We have already shown that the AuNP are able to conjugate directly with various drugs36,37,38 as well as enzymes39 due to their specific surface capping agents24, which is the most important advantage of the microbial-derived AuNP in comparison to the NB-AuNP. In this study, we showed that conjugation of AuNP with various NAs is possible with minimal manipulations and without the use of additional linkers or chemicals.

After conjugation of AuNP with different types of NAs and their characterization, the conjugates were tested in vitro. The first step was to evaluate the toxicity of each of the conjugates in cell culture. Although we have shown in our previous work that there were some dose-dependent toxic effects of the AuNP5,40, we did not find any toxic effects of the AuNP on different cell lines in this study (the results are represented in Supplementary Fig. 1 and Supplementary Table 3 for NIH/3T3 and 4T1 cell lines). This could be due to lower concentrations of nanoparticles or the use of three washing processes that removed residual impurities from the AuNP. The impurities in our previous studies could lead to toxicity in cell culture. The shape, size, and surface charge of the nanoparticles may also differ41. The type of microorganism used to produce nanoparticles affects the size and shape, which may affect their toxicity26. Thus, the results of this study suggest that the AuNP are biocompatible after three washes and can be used directly in in vitro assays.
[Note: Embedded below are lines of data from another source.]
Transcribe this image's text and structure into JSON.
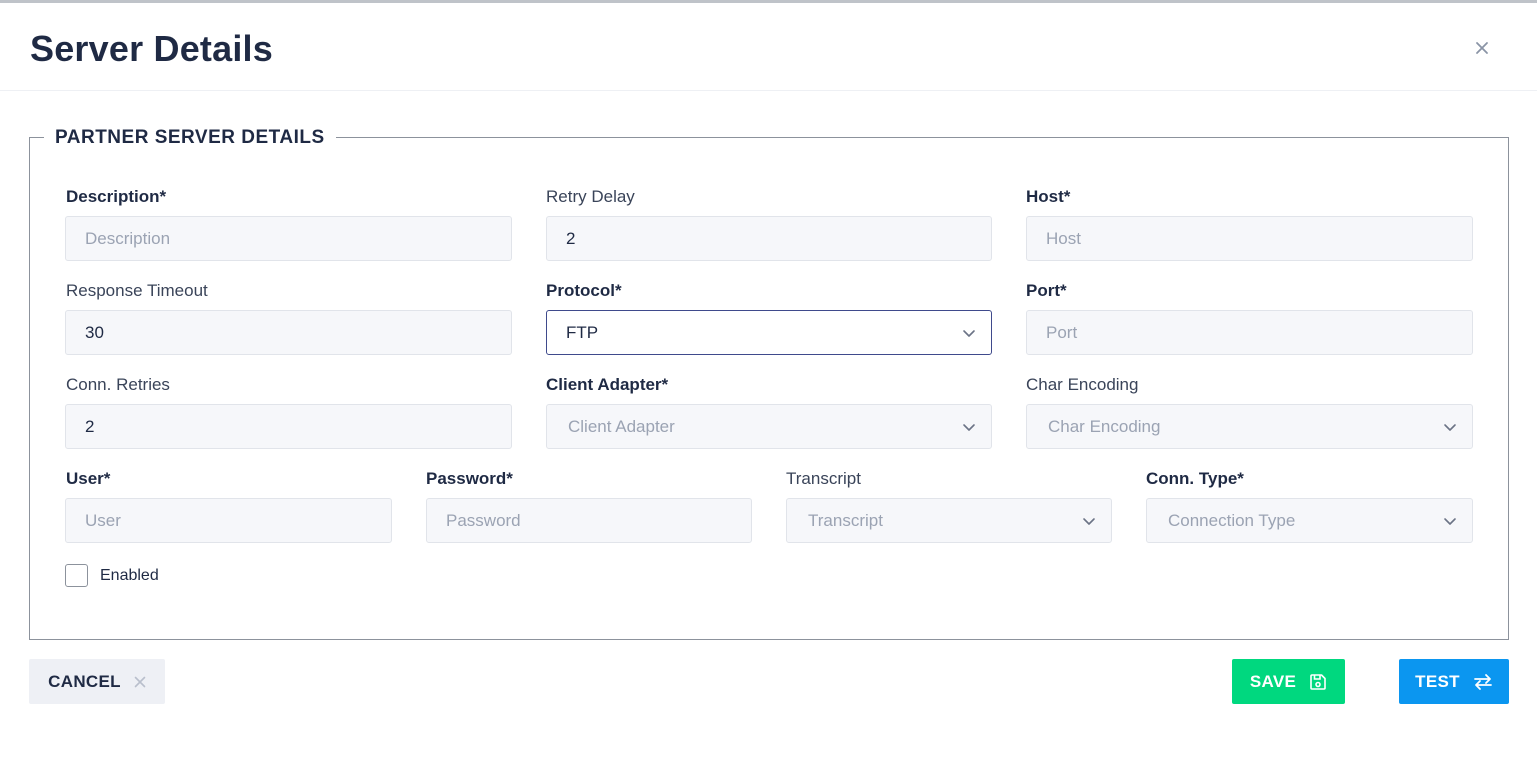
{
  "dialog": {
    "title": "Server Details"
  },
  "section": {
    "legend": "PARTNER SERVER DETAILS"
  },
  "fields": {
    "description": {
      "label": "Description*",
      "placeholder": "Description",
      "value": ""
    },
    "retry_delay": {
      "label": "Retry Delay",
      "value": "2"
    },
    "host": {
      "label": "Host*",
      "placeholder": "Host",
      "value": ""
    },
    "response_timeout": {
      "label": "Response Timeout",
      "value": "30"
    },
    "protocol": {
      "label": "Protocol*",
      "value": "FTP"
    },
    "port": {
      "label": "Port*",
      "placeholder": "Port",
      "value": ""
    },
    "conn_retries": {
      "label": "Conn. Retries",
      "value": "2"
    },
    "client_adapter": {
      "label": "Client Adapter*",
      "placeholder": "Client Adapter"
    },
    "char_encoding": {
      "label": "Char Encoding",
      "placeholder": "Char Encoding"
    },
    "user": {
      "label": "User*",
      "placeholder": "User"
    },
    "password": {
      "label": "Password*",
      "placeholder": "Password"
    },
    "transcript": {
      "label": "Transcript",
      "placeholder": "Transcript"
    },
    "conn_type": {
      "label": "Conn. Type*",
      "placeholder": "Connection Type"
    },
    "enabled": {
      "label": "Enabled",
      "checked": false
    }
  },
  "buttons": {
    "cancel": "CANCEL",
    "save": "SAVE",
    "test": "TEST"
  },
  "colors": {
    "save": "#00d87f",
    "test": "#0b96f0",
    "focus_border": "#3f4a8c"
  }
}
NAs transfection to specialized nonphagocytic cells requires their transfer across the plasma membrane42 and data of two of the NA samples (i.e., ssNAs) are shown because, according to the spectrophotometry results, the ssDNA and ssRNA conjugates exhibited good stability and their peaks were closest to the control AuNP. Regarding the AuNP-ssDNA, although AuNP bound to both ssDNA and dsDNA, there were no AuNP-ssDNA complexes in either cell line, suggesting that these complexes had a very low transfection rate in contrast to AuNP-ssRNA. Hence, the differences in the nature of the ssRNA in contrast to ssDNA due to the presence of uracil instead of thymine43 as well as DNA folding might affect their cellular penetration when loaded onto AuNP. We analyzed AuNP-dsRNA and AuNP-dsDNA conjugates too (data not shown) but the conjugates exhibited minimal cell internalization. Therefore, the AuNP-ssRNA was the most promising conjugate and we focused on it within the following experiments.

In the last step, qPCR proved that inhibitory ssRNA (antimiR-135b) was successfully transfected into the 4T1 cells and released into cell cytoplasm to reduce its target miR-135b level. This means that the AuNP attached the NA molecule, transfected the cell culture, and the transfected NA retained its activity to regulate gene expression after internalization. In the future, we plan to conjugate the AuNP with a cancer cell specific structure (such as transferrin, folate, or antibody) to provide vector for targeted intracellular delivery.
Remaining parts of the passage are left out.